Smith's Chef Jeff Jackson Recipe for Homemade Pasta.
- 2 c. all-purpose flour, leveled
- 3 lg. eggs
- ½ tsp. salt
- 2 tsp. olive oil
1. Mound the flour on a work surface and then form a deep well in the middle. Add the eggs, salt, and olive oil and then use a fork to carefully break up the eggs. Use your hands to carefully start to incorporate the flour into the eggs until you've formed a shaggy dough ball.
2. Begin to knead the dough for 8-10 minutes. The dough might feel a bit dry, but it will come together as a smooth ball as you knead it. If it continues to be too dry, knead in a bit of water. If it is too sticky, simply add a bit of flour. Once it has formed a smooth ball, cover it with plastic wrap and let it sit at room temperature for 30 minutes.

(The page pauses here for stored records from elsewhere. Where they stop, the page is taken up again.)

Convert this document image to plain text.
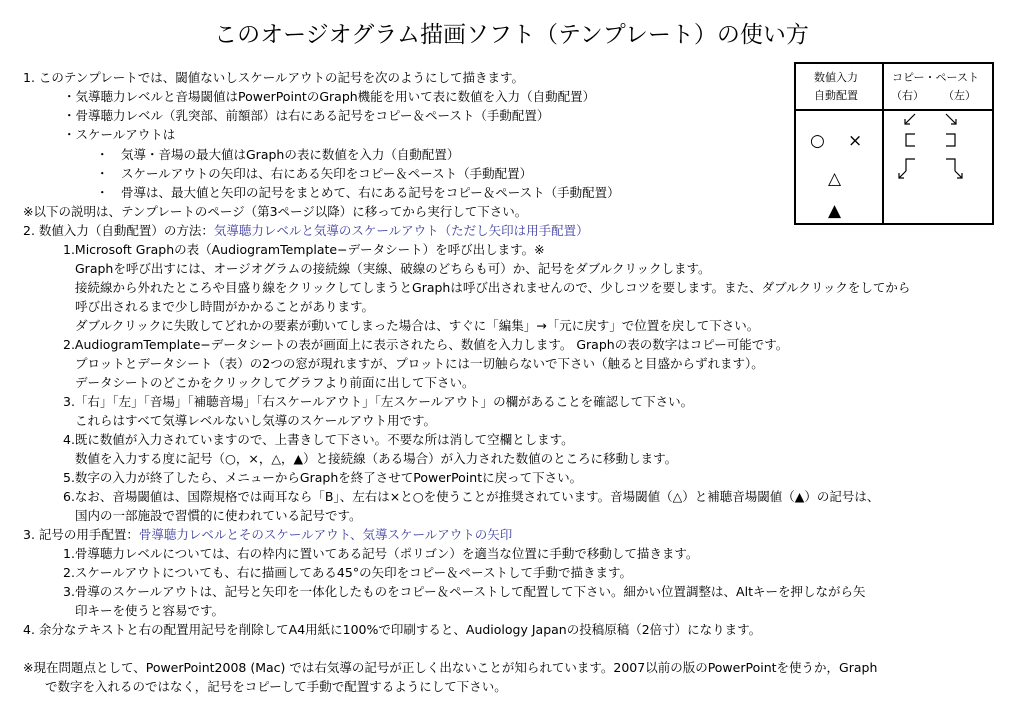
このオージオグラム描画ソフト（テンプレート）の使い方
1. このテンプレートでは、閾値ないしスケールアウトの記号を次のようにして描きます。
・気導聴力レベルと音場閾値はPowerPointのGraph機能を用いて表に数値を入力（自動配置）
・骨導聴力レベル（乳突部、前額部）は右にある記号をコピー＆ペースト（手動配置）
・スケールアウトは
・　気導・音場の最大値はGraphの表に数値を入力（自動配置）
・　スケールアウトの矢印は、右にある矢印をコピー＆ペースト（手動配置）
・　骨導は、最大値と矢印の記号をまとめて、右にある記号をコピー＆ペースト（手動配置）
※以下の説明は、テンプレートのページ（第3ページ以降）に移ってから実行して下さい。
2. 数値入力（自動配置）の方法：気導聴力レベルと気導のスケールアウト（ただし矢印は用手配置）
1.Microsoft Graphの表（AudiogramTemplate−データシート）を呼び出します。※
Graphを呼び出すには、オージオグラムの接続線（実線、破線のどちらも可）か、記号をダブルクリックします。
接続線から外れたところや目盛り線をクリックしてしまうとGraphは呼び出されませんので、少しコツを要します。また、ダブルクリックをしてから
呼び出されるまで少し時間がかかることがあります。
ダブルクリックに失敗してどれかの要素が動いてしまった場合は、すぐに「編集」→「元に戻す」で位置を戻して下さい。
2.AudiogramTemplate−データシートの表が画面上に表示されたら、数値を入力します。 Graphの表の数字はコピー可能です。
プロットとデータシート（表）の2つの窓が現れますが、プロットには一切触らないで下さい（触ると目盛からずれます）。
データシートのどこかをクリックしてグラフより前面に出して下さい。
3.「右」「左」「音場」「補聴音場」「右スケールアウト」「左スケールアウト」の欄があることを確認して下さい。
これらはすべて気導レベルないし気導のスケールアウト用です。
4.既に数値が入力されていますので、上書きして下さい。不要な所は消して空欄とします。
数値を入力する度に記号（○，×，△，▲）と接続線（ある場合）が入力された数値のところに移動します。
5.数字の入力が終了したら、メニューからGraphを終了させてPowerPointに戻って下さい。
6.なお、音場閾値は、国際規格では両耳なら「B」、左右は×と○を使うことが推奨されています。音場閾値（△）と補聴音場閾値（▲）の記号は、
国内の一部施設で習慣的に使われている記号です。
3. 記号の用手配置：骨導聴力レベルとそのスケールアウト、気導スケールアウトの矢印
1.骨導聴力レベルについては、右の枠内に置いてある記号（ポリゴン）を適当な位置に手動で移動して描きます。
2.スケールアウトについても、右に描画してある45°の矢印をコピー＆ペーストして手動で描きます。
3.骨導のスケールアウトは、記号と矢印を一体化したものをコピー＆ペーストして配置して下さい。細かい位置調整は、Altキーを押しながら矢
印キーを使うと容易です。
4. 余分なテキストと右の配置用記号を削除してA4用紙に100%で印刷すると、Audiology Japanの投稿原稿（2倍寸）になります。
※現在問題点として、PowerPoint2008 (Mac) では右気導の記号が正しく出ないことが知られています。2007以前の版のPowerPointを使うか，Graph
で数字を入れるのではなく，記号をコピーして手動で配置するようにして下さい。
数値入力
自動配置
コピー・ペースト
（右） （左）
○ ×
△
▲
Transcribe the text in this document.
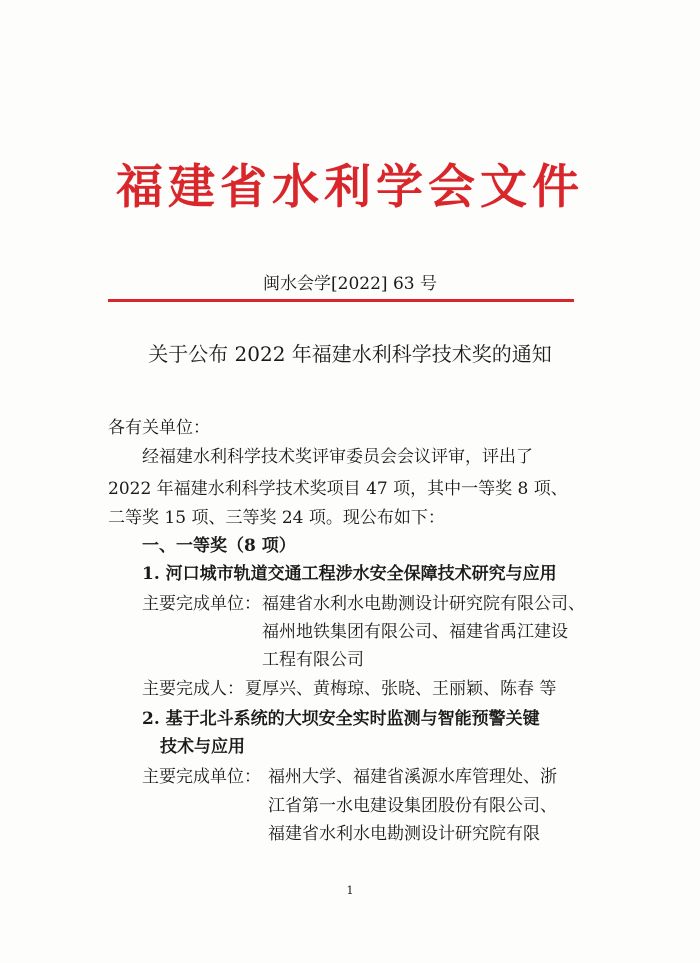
福建省水利学会文件
闽水会学[2022] 63 号
关于公布 2022 年福建水利科学技术奖的通知
各有关单位：
经福建水利科学技术奖评审委员会会议评审，评出了
2022 年福建水利科学技术奖项目 47 项，其中一等奖 8 项、
二等奖 15 项、三等奖 24 项。现公布如下：
一、一等奖（8 项）
1. 河口城市轨道交通工程涉水安全保障技术研究与应用
主要完成单位： 福建省水利水电勘测设计研究院有限公司、
福州地铁集团有限公司、福建省禹江建设
工程有限公司
主要完成人： 夏厚兴、黄梅琼、张晓、王丽颖、陈春 等
2. 基于北斗系统的大坝安全实时监测与智能预警关键
技术与应用
主要完成单位： 福州大学、福建省溪源水库管理处、浙
江省第一水电建设集团股份有限公司、
福建省水利水电勘测设计研究院有限
1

3. Cut the dough into four equal pieces. Lightly dust a work surface with flour and then use a rolling pin to flatten the dough as much as you can into a rectangular shape if possible. Once it is flattened, you can cut the dough into whatever shape. Long rectangles for lasagna, small squares for ravioli, or for something more like spaghetti or fettuccini, lightly dust the dough with flour and then roll the dough sheet up from the long side and the use a knife to cut the roll into your desired thickness. Use your hands to separate the strands and then separate them into smaller piles on a flour dusted sheet pan.
4. Bring a salted pot of water to a boil and then place the pasta in batches to cook about 3 minutes. The noodles should rise to the top of the water as they finish. Drain the pasta and serve with your favorite sauce. Enjoy!